FLAC has been dealing with this issue since 1997 on behalf of the person who, through no fault of her own, has been the longest-standing activist and campaigner in this area, Dr. Lydia Foy, who did not set out to be a campaigner but who sought recognition of her own rights. We have been doing this since 1997. Dr. Foy has been engaged in the process since 1993, some 20 years ago. The dates are significant. There has been litigation for 17 years and to this day Dr. Foy does not have a gender recognition certificate. In that time we have considered Irish law and that of other countries and we have dealt with colleagues who are here today, whom the committee met yesterday, and elsewhere.

We will, however, concentrate on the draft legislation. We are concerned that, as a human rights issue, people have access to the basic documents they need to be identified in their lives. That is part of the system of access to justice which is our core area. In addition to the 17 years of litigation and the 20 years since Dr. Foy first looked for a certificate, this week marks six years since the High Court found that Dr. Lydia Foy's fundamental human rights under the European Convention of Human Rights had been breached by not having a gender recognition certificate. The State appealed that decision but conceded in 2010, three years ago, that there was no appeal to take. That first declaration of incompatibility with the European Convention on Human Rights, that Irish law was not compatible with European human rights law, occurred six years ago and remains extant. On that basis the Gender Recognition Bill 2013 comes before the committee.

We want to pick up on four particular issues, three of which arise in the Bill. The fourth is absent from it. Before I turn to the areas of major concern, we welcome the fact that in the scheme the Bill will not require gender reassignment surgery or other specified medical treatments as a precondition of recognition, and that it will also cover the position of intersex persons, although that is not our area of expertise. Our first area of concern is forced divorce. Under head 5(d) of the scheme of the Bill, couples would have to divorce as a condition of recognising the transgender partner in their preferred gender. The State is on the horns of a dilemma on this point because however it looks at the problem, it is faced with the Irish constitutional and legal position of marriage. This applies only to those who are married and seek recognition of their preferred gender. It is a tiny number of people but nonetheless it is a real dilemma. The State either permits the marriage to continue, in which case there is a very limited principle being breached, that no same-sex couple can be married in Ireland, although we have arguments about that, or, if it goes down the route which it is going down, it is disproportionately cruel and inhumane and in breach of the position of marriage in the Irish Constitution to require people to divorce in order to recognise another fundamental human right.

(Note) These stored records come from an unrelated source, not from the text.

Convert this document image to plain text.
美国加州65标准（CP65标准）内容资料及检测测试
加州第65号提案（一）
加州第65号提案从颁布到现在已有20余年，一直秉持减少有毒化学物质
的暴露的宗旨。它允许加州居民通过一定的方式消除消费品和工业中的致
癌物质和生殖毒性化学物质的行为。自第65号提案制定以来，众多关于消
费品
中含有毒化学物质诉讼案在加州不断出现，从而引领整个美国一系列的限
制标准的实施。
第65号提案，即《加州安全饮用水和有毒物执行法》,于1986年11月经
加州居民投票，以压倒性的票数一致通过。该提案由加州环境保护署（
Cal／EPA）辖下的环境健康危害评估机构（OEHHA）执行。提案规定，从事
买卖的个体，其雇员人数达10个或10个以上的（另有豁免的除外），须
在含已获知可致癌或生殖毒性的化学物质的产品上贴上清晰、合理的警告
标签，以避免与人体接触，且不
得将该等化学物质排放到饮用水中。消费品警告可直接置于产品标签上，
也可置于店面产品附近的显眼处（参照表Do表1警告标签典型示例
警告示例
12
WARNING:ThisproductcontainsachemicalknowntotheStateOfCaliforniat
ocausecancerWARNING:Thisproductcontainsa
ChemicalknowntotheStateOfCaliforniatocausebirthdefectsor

In facing this dilemma the State has plumped for a policy decision and this is where we think the committee discussion may assist the Minister and the Department in identifying what is the least harm that would be done.

In that connection we can point to what has happened in Germany, a country which does not have marriage for same-sex couples, and similarly Austria. Both countries faced the same dilemma and have permitted the marriage to continue on the basis that the couple was married at a time when everything seemed right and that it would be disproportionately in breach of other human rights to force the marriage to end, particularly in a country where divorce requires not just separation for four of the previous five years, but irretrievable breakdown of the relationship. Somebody is going to have to lie at some stage of this procedure. We have set that out in more detail in our submission. I will ask Yvonne Woods to deal with the question of the minimum age limit in the Bill.